The Economics of Illegal Immigration
Multiple themes related to immigration—specifically illegal immigrants—is explored through the relationship that develops between a South African woman and an illegal Muslim immigrant. By first situating the hard-working immigrant as an outsider seeking a better economic future and then transporting the couple back to his homeland when he is deported, the novel’s take on what is really the driving force behind illegal immigration removes it from the simple-minded and ill-informed contextual displacement fostered by the politics of fear.
Culture Clash
The backgrounds and cultural differences experienced by the two figures who comprise the romance of the story could not be more starkly defined except by showing this divided from two perspectives. Which the novel does by first showing how the illegal immigrant from an unnamed Islamic country is out of place in the western world of a “global city” and then by making the women the outsider as she follows him when he is deported back into closed, patriarchal society of his homeland. The culture clash is not designed merely for the effect of star-crossed love, but to further explore the author’s recurring theme that only through immersion in a foreign culture can a stranger ever really reach a point of intelligent discourse on the subject.

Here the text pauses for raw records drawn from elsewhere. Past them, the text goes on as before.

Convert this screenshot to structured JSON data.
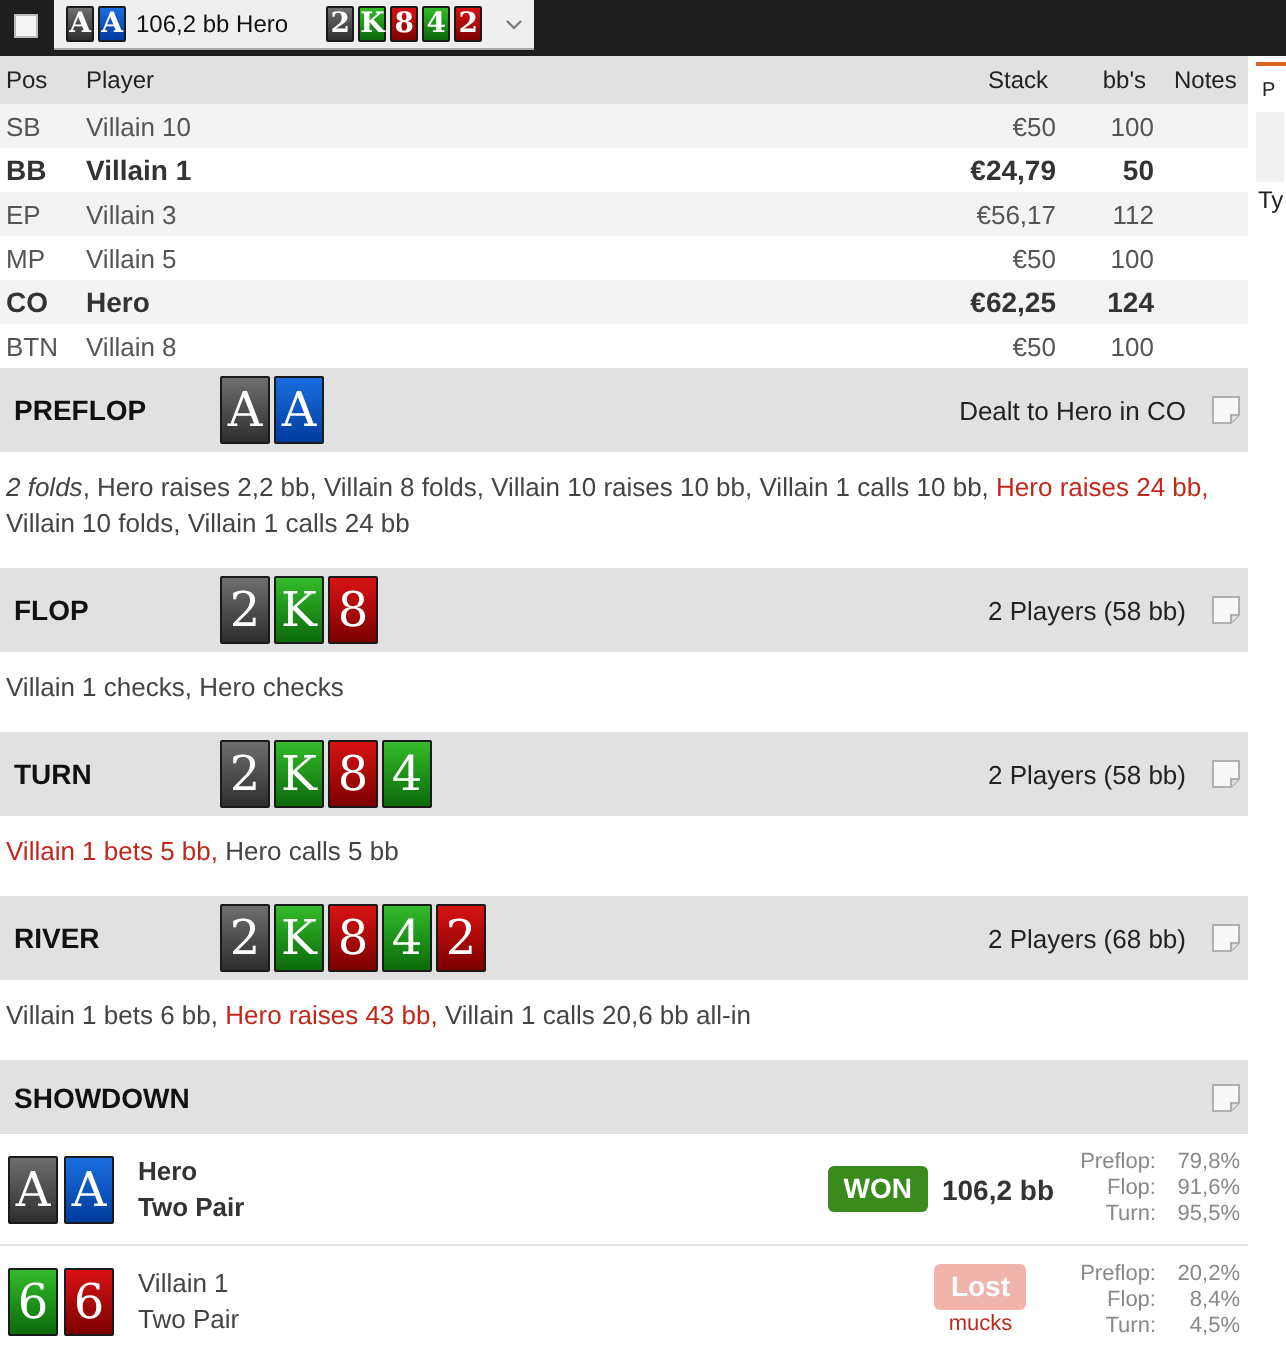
{
  "top_bar": {
    "checked": false,
    "hand_selector": {
      "hole_cards": [
        {
          "rank": "A",
          "kind": "spades"
        },
        {
          "rank": "A",
          "kind": "diamonds"
        }
      ],
      "label": "106,2 bb Hero",
      "board": [
        {
          "rank": "2",
          "kind": "spades"
        },
        {
          "rank": "K",
          "kind": "clubs"
        },
        {
          "rank": "8",
          "kind": "hearts"
        },
        {
          "rank": "4",
          "kind": "clubs"
        },
        {
          "rank": "2",
          "kind": "hearts"
        }
      ]
    }
  },
  "players_table": {
    "columns": [
      "Pos",
      "Player",
      "Stack",
      "bb's",
      "Notes"
    ],
    "rows": [
      {
        "pos": "SB",
        "player": "Villain 10",
        "stack": "€50",
        "bbs": "100",
        "highlighted": false
      },
      {
        "pos": "BB",
        "player": "Villain 1",
        "stack": "€24,79",
        "bbs": "50",
        "highlighted": true
      },
      {
        "pos": "EP",
        "player": "Villain 3",
        "stack": "€56,17",
        "bbs": "112",
        "highlighted": false
      },
      {
        "pos": "MP",
        "player": "Villain 5",
        "stack": "€50",
        "bbs": "100",
        "highlighted": false
      },
      {
        "pos": "CO",
        "player": "Hero",
        "stack": "€62,25",
        "bbs": "124",
        "highlighted": true
      },
      {
        "pos": "BTN",
        "player": "Villain 8",
        "stack": "€50",
        "bbs": "100",
        "highlighted": false
      }
    ]
  },
  "streets": [
    {
      "name": "PREFLOP",
      "cards": [
        {
          "rank": "A",
          "kind": "spades"
        },
        {
          "rank": "A",
          "kind": "diamonds"
        }
      ],
      "info": "Dealt to Hero in CO",
      "actions": [
        {
          "text": "*2 folds*, Hero raises 2,2 bb, Villain 8 folds, Villain 10 raises 10 bb, Villain 1 calls 10 bb, ",
          "highlight": false
        },
        {
          "text": "Hero raises 24 bb,",
          "highlight": true
        },
        {
          "text": " Villain 10 folds, Villain 1 calls 24 bb",
          "highlight": false
        }
      ]
    },
    {
      "name": "FLOP",
      "cards": [
        {
          "rank": "2",
          "kind": "spades"
        },
        {
          "rank": "K",
          "kind": "clubs"
        },
        {
          "rank": "8",
          "kind": "hearts"
        }
      ],
      "info": "2 Players (58 bb)",
      "actions": [
        {
          "text": "Villain 1 checks, Hero checks",
          "highlight": false
        }
      ]
    },
    {
      "name": "TURN",
      "cards": [
        {
          "rank": "2",
          "kind": "spades"
        },
        {
          "rank": "K",
          "kind": "clubs"
        },
        {
          "rank": "8",
          "kind": "hearts"
        },
        {
          "rank": "4",
          "kind": "clubs"
        }
      ],
      "info": "2 Players (58 bb)",
      "actions": [
        {
          "text": "Villain 1 bets 5 bb,",
          "highlight": true
        },
        {
          "text": " Hero calls 5 bb",
          "highlight": false
        }
      ]
    },
    {
      "name": "RIVER",
      "cards": [
        {
          "rank": "2",
          "kind": "spades"
        },
        {
          "rank": "K",
          "kind": "clubs"
        },
        {
          "rank": "8",
          "kind": "hearts"
        },
        {
          "rank": "4",
          "kind": "clubs"
        },
        {
          "rank": "2",
          "kind": "hearts"
        }
      ],
      "info": "2 Players (68 bb)",
      "actions": [
        {
          "text": "Villain 1 bets 6 bb, ",
          "highlight": false
        },
        {
          "text": "Hero raises 43 bb,",
          "highlight": true
        },
        {
          "text": " Villain 1 calls 20,6 bb all-in",
          "highlight": false
        }
      ]
    }
  ],
  "showdown": {
    "title": "SHOWDOWN",
    "players": [
      {
        "cards": [
          {
            "rank": "A",
            "kind": "spades"
          },
          {
            "rank": "A",
            "kind": "diamonds"
          }
        ],
        "name": "Hero",
        "hand": "Two Pair",
        "won": true,
        "result_label": "WON",
        "amount": "106,2 bb",
        "equity": [
          {
            "label": "Preflop:",
            "value": "79,8%"
          },
          {
            "label": "Flop:",
            "value": "91,6%"
          },
          {
            "label": "Turn:",
            "value": "95,5%"
          }
        ]
      },
      {
        "cards": [
          {
            "rank": "6",
            "kind": "clubs"
          },
          {
            "rank": "6",
            "kind": "hearts"
          }
        ],
        "name": "Villain 1",
        "hand": "Two Pair",
        "won": false,
        "result_label": "Lost",
        "note": "mucks",
        "equity": [
          {
            "label": "Preflop:",
            "value": "20,2%"
          },
          {
            "label": "Flop:",
            "value": "8,4%"
          },
          {
            "label": "Turn:",
            "value": "4,5%"
          }
        ]
      }
    ]
  },
  "side_panel": {
    "tab": "P",
    "text": "Ty"
  }
}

South African Identity in a Post-Apartheid World
Gordimer became famous and set a track for her eventual canonization as a Nobel laureate with a series of books excoriating the South African system of Apartheid. So powerful was her critique that ironically she could not even go into a store and buy one of her own books in the country while in the pre-Mandela era. The collapse of any long-established institution—even one as abhorrent as Apartheid—will inevitably create a crisis of identity for the whole nation when it is abolished. It is this fragmentation of South Africa’s post-Apartheid identity which is the backdrop against which the story plays. In the process The Pickup becomes another important addition to the volume of stories in which Gordimer explores issues of self-identity juxtaposed against the imposition of stereotypes upon entire sub-cultures.